Politicians and cycling activists also need to modify their behaviour in order to improve safety and harmony on the roads. During municipal elections, cycling is often used as a wedge issue and this must cease. All road users – pedestrians, bicyclists, transit riders and car drivers – are entitled to have politicians consider their needs in good faith. Anything less than good faith consideration is, in my opinion, a failure to live up to the most basic of standards for public officials. That said, the activist community must make itself more mainstream. Most people want to ride bicycles, but they do not want to become members of a subculture. They do not want to wear spandex to fit in, nor do they want their bicycle to be seen as a symbol of protest. To make cycling less alienating, the act of riding a bicycle must be divorced from the culture of riding a bicycle.
Finally, politicians and the activist community must look for innovative solutions to make cycling safer in our cities and towns. The “no bike lanes in my ward” mentality needs to stop, as does the “bike lanes at all cost” mentality. Bicycle paths on the boulevard of suburban arteries (with adequate protection against cross-traffic) and paved shoulders in rural areas are two examples of middle-ground solutions that never seem to be explored but deliver safety with much less political controversy.

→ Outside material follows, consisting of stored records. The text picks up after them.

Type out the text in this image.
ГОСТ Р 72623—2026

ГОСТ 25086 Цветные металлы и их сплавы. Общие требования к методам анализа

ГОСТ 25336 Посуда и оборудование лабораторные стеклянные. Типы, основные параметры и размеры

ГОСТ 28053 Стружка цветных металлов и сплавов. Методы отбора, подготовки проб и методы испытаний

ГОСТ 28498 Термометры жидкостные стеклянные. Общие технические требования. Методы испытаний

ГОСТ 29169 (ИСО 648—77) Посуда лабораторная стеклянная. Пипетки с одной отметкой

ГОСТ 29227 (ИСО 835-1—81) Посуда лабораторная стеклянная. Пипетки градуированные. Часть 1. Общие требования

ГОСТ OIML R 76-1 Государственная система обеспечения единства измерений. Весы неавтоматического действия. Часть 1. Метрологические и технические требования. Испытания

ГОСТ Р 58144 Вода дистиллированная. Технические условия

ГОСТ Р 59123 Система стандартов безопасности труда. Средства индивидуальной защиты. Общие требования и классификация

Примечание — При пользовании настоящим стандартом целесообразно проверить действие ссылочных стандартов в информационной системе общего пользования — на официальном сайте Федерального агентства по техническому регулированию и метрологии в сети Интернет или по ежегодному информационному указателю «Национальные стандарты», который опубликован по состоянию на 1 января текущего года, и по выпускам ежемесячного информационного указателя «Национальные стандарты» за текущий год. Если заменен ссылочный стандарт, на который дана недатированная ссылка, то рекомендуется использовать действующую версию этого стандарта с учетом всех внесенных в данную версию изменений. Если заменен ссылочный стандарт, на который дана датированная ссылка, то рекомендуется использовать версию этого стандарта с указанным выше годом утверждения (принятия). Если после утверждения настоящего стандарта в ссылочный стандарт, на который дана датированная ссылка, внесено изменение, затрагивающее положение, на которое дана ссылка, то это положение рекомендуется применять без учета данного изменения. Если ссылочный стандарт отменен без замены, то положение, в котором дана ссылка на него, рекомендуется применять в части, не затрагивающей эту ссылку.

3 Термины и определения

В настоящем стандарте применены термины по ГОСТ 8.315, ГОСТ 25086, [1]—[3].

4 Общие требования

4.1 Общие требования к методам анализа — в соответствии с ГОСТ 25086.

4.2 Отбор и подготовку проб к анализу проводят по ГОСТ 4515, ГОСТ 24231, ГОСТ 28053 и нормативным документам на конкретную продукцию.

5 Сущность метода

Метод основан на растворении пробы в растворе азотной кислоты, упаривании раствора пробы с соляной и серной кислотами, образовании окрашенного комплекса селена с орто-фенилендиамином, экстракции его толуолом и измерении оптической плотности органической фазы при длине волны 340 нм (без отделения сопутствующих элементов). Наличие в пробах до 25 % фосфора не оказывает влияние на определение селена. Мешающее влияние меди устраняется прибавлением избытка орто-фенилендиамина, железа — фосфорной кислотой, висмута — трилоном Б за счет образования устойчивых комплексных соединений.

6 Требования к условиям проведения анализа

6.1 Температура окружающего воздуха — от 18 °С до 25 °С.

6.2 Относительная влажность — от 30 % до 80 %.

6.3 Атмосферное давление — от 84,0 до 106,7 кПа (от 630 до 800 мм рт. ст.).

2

There is no simple solution to bringing harmony to our roads, but the biggest impact will come from educating drivers on how to handle encounters with bicycles and from educating bicyclists on their rights and responsibilities. The best opportunity for that education to take place is when the road-user is still learning how to use the road, so we must act now before another generation repeats our bad habits. That said, trying to save the next generation does not excuse us from changing our own ways. We must end the righteous indignation, end the name-calling, end the political scapegoating, end the single-focus policy-making, and end the instances of everyone breaking the law and trying to justify it.